Satu hal lain yang dipesankan oleh Pak Jakob kepada wartawan adalah agar tidak pasif saat menangani berita, tetapi sebaliknya, wartawan harus proaktif sehingga tidak dikendalikan, tetapi mengendalikan berita.
Dalam bahasa Pak Jakob, wartawan harus ”menunggangi ombak” (riding the wave), bukan “diombang-ambingkan ombak”, atau malah “digulung ombak”.
Riding the wave atau in full command of the news meniscayakan wartawan memiliki sejumlah persyaratan yang dibutuhkan, yaitu harus kuat, dalam fisik dan pengetahuan, serta tekun dan semangat juang untuk menggeluti permasalahan.
Melalui ungkapan ini, Pak Jakob menginginkan wartawan Kompas membekali dirinya dengan pemahaman atas duduk perkara masalah, punya tekad untuk mengikuti perkembangan permasalahan, dan mempunyai insting untuk melihat bagaimana permasalahan tersebut akan berujung.
Sekadar mengambil contoh, misalnya peliputan kebakaran hutan di wilayah Sumatera dan Kalimantan. Dengan menerapkan spirit riding the wave, wartawan yang ditugaskan akan mempunyai riwayat tentang sejak kapan kebakaran hutan dan lahan tersebut dimulai. Ia juga mempunyai catatan tentang bagaimana masalah itu ditangani pemerintah, baik pusat maupun daerah, apa yang efektif dari upaya tersebut dan apa yang tidak.

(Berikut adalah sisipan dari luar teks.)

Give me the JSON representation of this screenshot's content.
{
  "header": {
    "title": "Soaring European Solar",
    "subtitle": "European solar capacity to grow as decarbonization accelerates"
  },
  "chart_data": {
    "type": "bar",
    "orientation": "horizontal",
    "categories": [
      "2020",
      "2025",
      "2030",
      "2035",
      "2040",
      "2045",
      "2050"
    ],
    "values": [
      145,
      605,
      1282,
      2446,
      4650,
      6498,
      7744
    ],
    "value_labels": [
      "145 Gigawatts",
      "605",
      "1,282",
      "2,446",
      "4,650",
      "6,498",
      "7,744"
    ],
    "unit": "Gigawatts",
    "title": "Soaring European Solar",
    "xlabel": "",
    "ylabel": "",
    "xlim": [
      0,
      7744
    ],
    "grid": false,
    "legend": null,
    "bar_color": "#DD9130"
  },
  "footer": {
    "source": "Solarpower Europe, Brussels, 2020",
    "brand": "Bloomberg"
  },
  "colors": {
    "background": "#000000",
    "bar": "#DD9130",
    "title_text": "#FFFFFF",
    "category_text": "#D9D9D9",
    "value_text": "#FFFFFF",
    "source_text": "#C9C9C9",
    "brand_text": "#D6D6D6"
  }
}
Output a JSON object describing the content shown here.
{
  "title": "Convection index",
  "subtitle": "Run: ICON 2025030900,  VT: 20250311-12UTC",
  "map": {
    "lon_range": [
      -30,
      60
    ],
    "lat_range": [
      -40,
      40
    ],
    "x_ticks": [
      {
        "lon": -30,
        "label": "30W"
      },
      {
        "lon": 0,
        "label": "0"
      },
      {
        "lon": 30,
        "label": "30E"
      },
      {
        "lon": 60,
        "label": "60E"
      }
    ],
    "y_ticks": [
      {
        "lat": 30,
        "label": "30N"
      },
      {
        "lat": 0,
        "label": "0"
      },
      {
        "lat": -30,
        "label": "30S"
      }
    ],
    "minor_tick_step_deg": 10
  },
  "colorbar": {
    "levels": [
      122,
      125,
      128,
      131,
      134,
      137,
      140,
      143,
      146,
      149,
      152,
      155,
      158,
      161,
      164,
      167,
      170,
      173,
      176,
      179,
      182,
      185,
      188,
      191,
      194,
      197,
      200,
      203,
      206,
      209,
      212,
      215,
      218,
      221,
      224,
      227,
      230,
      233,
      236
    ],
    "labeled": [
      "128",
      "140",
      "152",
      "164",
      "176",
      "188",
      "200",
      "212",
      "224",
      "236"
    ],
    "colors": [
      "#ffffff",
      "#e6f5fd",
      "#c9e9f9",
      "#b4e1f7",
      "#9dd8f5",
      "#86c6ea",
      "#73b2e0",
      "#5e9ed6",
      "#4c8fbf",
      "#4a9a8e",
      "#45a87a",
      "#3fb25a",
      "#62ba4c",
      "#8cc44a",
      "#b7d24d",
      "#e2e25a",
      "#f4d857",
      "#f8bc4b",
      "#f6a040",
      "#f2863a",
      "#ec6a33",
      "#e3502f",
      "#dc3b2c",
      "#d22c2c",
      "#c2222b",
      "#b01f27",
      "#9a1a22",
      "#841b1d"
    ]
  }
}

Hal yang terakhir ini penting karena kejadian tahunan yang jadi nyata sejak tahun 1997 itu nyaris muncul setiap musim kering tiba dan telah membuat masyarakat lokal, bahkan di sejumlah negara tetangga, sangat terganggu.
Wartawan juga bisa menimbang, solusi apa yang bisa ditawarkan, apakah dengan menyiapkan pesawat pengebom air, seperti Beriev Be-200 buatan Rusia atau CL-415 buatan Canadair/Bombardier, Kanada, atau mencabut izin usaha perusahaan yang terlibat dalam pembakaran lahan.
Ringkas kata, wartawan memiliki seperangkat pengetahuan dan pemahaman atas masalah yang semestinya membuat Indonesia malu pada dunia karena masalah yang menyusahkan masyarakat – di negeri sendiri dan di negeri tetangga – ini tak kunjung bisa ditanggulangi.
Untuk bisa riding the wave, sekali lagi wartawan harus kembali pada fungsi dan tanggung jawabnya untuk melayani kepentingan masyarakat luas, dan mengutip kembali buku The Universal Journalist karya David Randall, di antara fungsi tersebut adalah mengawasi aksi atau non-aksi pemerintah dan korporasi.
Dengan menerapkan semangat dan prinsip riding the wave, selain wartawan akan mempunyai konteks atas permasalahan yang diliputnya, ia juga bisa membawa liputannya berada di posisi terdepan, selain komprehensif dan mendalam.
Dengan spirit riding the wave juga, media tempat wartawan bekerja akan dikagumi sebagai media berkualitas. Di dalamnya implisit juga terkandung semangat investigasi.
Pada era ketika persaingan antarmedia semakin ketat, terutama setelah menanjaknya popularitas media baru atau media digital, wartawan media konvensional bisa menjadikan semangat riding the wave sebagai pengimbang.
Kelengkapan berita dan kaya, serta luasnya perspektif yang dimiliki wartawan dengan spirit ini bisa menjadi faktor kompetitif bagi jurnalisme just to know yang berupaya memuaskan rasa ingin tahu sekadarnya.
Namun, perlu ditambahkan juga di sini bahwa untuk mendapatkan hal bersifat latar belakang (backgrounder), kelengkapan, dan kecepatan, wartawan juga harus mempunyai jaringan yang luas dan otoritatif (mumpuni di bidangnya).
Selebihnya, wartawan, seperti disinggung dalam tema lain buku ini, harus bisa menjadikan peristiwa sebagai kapstok, di mana ia bisa segera menulis berita yang tidak saja cepat, tetapi juga lengkap dan kontekstual.